La force et l’originalité de cet ouvrage est de ne pas être celui d’un ou une syndicaliste ou juriste spécialisé dans la défense des salariés impactés (sans bien entendu sous-estimer ces ouvrages et témoignages de spécialistes !). Mais de la part de Matthieu Lépine, enseignant en histoire et géographie qui a pris à bras-le-corps, depuis 2019, cette réalité de la mort au travail, c’est une prouesse qui mérite remerciements d’avoir ainsi traqué cette réalité à travers la presse quotidienne régionale et d’avoir diffusé les données recueillies sur les réseaux sociaux. Des témoignages de victimes et leurs familles, de militants syndicaux, d’inspecteurs du travail, de médecins, d’avocats, de journalistes ont alors afflué. D’où un véritable dossier à charge contre le patronat et les responsables politiques qui au fil de tous les gouvernements successifs ont laissé les structures ad-hoc privées de moyens sérieux d’intervenir, ont laissé les mains libres, à peu de choses près, au patronat. L’auteur critique entre autres, chiffres à l’appui, les coupes d’effectifs des services de l’Inspection du travail.

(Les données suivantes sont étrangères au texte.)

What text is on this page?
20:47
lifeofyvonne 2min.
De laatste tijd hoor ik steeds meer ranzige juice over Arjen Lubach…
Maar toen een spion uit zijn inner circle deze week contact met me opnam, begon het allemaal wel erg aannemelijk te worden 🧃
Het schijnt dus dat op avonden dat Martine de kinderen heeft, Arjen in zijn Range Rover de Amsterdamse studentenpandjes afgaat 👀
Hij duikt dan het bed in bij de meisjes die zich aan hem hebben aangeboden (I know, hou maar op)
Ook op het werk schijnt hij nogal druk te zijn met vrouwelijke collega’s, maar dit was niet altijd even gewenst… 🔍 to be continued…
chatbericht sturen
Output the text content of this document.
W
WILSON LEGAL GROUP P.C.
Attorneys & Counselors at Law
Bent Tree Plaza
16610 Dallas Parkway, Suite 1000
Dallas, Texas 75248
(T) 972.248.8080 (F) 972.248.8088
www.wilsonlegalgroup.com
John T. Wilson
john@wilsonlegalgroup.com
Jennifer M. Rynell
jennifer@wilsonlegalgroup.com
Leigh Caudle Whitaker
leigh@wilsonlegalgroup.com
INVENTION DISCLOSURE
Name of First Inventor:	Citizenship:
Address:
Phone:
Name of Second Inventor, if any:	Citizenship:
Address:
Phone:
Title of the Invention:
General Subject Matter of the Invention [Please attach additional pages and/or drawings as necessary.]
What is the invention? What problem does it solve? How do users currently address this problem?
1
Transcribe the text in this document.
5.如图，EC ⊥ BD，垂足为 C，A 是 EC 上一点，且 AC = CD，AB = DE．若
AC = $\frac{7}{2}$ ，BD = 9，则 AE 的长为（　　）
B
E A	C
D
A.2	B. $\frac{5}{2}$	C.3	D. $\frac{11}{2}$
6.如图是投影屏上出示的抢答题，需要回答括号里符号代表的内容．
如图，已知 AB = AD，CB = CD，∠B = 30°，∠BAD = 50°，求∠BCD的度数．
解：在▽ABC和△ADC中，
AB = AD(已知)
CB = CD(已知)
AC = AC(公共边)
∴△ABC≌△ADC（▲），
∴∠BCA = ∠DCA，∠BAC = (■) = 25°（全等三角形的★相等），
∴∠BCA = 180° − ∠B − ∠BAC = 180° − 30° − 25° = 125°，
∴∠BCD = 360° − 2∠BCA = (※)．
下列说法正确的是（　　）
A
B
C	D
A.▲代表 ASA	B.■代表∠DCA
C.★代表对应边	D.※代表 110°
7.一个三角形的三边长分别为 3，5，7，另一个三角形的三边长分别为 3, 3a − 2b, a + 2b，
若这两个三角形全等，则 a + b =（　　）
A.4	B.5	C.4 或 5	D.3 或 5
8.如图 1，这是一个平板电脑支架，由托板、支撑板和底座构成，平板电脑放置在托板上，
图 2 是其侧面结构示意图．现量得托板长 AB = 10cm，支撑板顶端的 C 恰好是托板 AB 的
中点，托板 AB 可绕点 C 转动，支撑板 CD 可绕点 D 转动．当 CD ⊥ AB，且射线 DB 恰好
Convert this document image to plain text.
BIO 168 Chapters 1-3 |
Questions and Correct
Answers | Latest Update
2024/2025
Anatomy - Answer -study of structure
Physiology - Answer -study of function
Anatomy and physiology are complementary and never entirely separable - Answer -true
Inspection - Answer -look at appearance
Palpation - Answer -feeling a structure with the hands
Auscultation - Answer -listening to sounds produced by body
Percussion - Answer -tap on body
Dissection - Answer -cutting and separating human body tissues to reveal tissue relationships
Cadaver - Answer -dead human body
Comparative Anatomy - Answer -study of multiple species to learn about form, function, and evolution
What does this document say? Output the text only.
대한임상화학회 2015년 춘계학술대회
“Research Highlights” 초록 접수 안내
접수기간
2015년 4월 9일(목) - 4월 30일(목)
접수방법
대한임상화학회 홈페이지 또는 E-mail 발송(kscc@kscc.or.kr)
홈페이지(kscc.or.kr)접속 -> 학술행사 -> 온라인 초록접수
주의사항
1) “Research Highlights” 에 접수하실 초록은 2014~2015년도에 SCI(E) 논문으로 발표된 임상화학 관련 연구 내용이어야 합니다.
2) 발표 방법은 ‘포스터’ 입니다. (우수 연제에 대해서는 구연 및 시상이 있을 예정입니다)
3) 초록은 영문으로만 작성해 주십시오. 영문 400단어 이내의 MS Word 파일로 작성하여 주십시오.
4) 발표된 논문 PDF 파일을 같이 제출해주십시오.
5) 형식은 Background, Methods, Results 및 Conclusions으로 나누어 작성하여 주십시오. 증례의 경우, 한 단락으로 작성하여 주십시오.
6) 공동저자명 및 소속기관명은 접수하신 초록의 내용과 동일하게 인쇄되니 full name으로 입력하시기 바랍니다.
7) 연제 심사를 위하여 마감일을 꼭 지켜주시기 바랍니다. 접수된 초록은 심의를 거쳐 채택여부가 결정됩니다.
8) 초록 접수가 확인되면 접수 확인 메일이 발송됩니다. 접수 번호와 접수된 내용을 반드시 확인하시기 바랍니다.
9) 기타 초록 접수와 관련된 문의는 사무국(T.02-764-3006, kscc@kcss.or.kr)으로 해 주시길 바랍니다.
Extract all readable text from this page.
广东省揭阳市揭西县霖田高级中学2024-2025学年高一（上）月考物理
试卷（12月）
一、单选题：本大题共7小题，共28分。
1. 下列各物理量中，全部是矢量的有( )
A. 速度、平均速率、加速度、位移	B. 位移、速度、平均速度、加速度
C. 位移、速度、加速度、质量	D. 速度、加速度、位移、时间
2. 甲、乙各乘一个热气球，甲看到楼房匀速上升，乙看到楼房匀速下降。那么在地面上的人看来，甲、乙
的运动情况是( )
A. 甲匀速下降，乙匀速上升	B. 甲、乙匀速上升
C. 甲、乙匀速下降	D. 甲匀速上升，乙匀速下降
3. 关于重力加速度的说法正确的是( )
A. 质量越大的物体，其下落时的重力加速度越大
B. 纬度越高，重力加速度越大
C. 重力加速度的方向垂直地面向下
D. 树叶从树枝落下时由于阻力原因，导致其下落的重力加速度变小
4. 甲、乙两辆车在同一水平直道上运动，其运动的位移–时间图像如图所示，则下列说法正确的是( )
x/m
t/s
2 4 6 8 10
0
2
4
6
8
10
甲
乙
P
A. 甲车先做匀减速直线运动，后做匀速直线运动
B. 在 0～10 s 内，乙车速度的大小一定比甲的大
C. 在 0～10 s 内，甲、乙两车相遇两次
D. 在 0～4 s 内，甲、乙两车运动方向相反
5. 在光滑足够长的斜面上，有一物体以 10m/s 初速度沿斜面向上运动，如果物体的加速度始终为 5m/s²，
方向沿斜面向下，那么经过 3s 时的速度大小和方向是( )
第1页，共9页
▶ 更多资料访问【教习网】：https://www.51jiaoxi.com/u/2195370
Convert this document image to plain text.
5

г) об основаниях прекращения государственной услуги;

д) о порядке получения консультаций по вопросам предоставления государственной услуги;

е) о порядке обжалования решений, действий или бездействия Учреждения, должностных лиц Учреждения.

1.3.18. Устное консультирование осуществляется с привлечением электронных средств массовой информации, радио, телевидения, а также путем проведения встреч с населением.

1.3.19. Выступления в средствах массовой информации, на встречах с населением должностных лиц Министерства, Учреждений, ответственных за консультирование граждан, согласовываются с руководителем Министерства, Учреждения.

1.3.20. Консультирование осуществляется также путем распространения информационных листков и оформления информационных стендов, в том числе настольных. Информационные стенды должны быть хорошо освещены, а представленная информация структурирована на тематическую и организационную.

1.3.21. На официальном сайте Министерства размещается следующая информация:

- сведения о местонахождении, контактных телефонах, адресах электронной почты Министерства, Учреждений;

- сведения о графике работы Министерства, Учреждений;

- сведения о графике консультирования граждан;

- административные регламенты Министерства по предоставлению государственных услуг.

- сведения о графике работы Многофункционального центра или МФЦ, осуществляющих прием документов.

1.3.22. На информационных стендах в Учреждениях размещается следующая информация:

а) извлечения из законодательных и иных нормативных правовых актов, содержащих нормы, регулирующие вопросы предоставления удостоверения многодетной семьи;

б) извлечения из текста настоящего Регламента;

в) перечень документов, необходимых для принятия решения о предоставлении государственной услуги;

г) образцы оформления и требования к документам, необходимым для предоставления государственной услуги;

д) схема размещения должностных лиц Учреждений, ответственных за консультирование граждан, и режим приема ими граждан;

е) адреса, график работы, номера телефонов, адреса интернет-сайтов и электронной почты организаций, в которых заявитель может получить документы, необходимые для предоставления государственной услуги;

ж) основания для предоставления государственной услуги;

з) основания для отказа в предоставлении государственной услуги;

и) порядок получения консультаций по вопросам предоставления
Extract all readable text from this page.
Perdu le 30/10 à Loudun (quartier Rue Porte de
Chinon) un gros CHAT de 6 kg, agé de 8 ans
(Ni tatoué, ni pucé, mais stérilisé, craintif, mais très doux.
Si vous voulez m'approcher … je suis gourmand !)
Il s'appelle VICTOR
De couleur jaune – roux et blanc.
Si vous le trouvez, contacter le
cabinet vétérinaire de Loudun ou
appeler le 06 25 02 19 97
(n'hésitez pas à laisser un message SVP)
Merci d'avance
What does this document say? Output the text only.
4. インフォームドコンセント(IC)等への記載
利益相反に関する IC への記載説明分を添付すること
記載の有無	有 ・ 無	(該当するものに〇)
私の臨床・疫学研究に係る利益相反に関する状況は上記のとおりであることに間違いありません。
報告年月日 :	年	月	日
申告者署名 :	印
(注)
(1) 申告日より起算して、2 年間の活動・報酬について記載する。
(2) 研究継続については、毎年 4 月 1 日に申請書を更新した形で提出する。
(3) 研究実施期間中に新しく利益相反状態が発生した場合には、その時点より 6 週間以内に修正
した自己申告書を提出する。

Il est certain que Matthieu Lépine est d’abord « pris aux tripes » par l’hécatombe, par les traumatismes que vivent les familles des victimes, les proches des morts qui sont souvent très jeunes, dont des apprentis de 14 ans. Des photos s’égrènent à la fin de l’ouvrage, de ces victimes. « Mon fils est parti un matin au travail pour gagner sa vie et non pour la perdre », dit la mère de Guillaume. « J’aimerais tellement que la mort de mon enfant ne soit pas un fait divers dans un petit journal de province », dit celle de Benjamin.

L’empathie avec les victimes et leurs proches est le fil conducteur de l’ouvrage, qui n’en est pas moins une solide enquête débusquant – chiffres et faits à l’appui – les responsabilités (de patrons quasiment jamais reconnus coupables), dénonçant la fin des CHSCT, la baisse drastique des effectifs d’inspecteurs du travail (1 pour 10 000 salariés) et les lacunes criantes de la prévention et de la formation (surtout avec l’explosion de la main-d’œuvre précaire et des entreprises sous-traitantes qui se rejettent les responsabilités). L’auteur décrit aussi l’insupportable parcours du combattant qui est celui des victimes et de leurs familles, pour obtenir quelque réparation et surtout pour ne pas laisser impunies et oubliées les mutilations ou morts d’un proche.
Un ouvrage précieux.

A noter que Mediapart a consacré une émission, À l’air libre, à cet ouvrage et son auteur, le 9 mars 2023.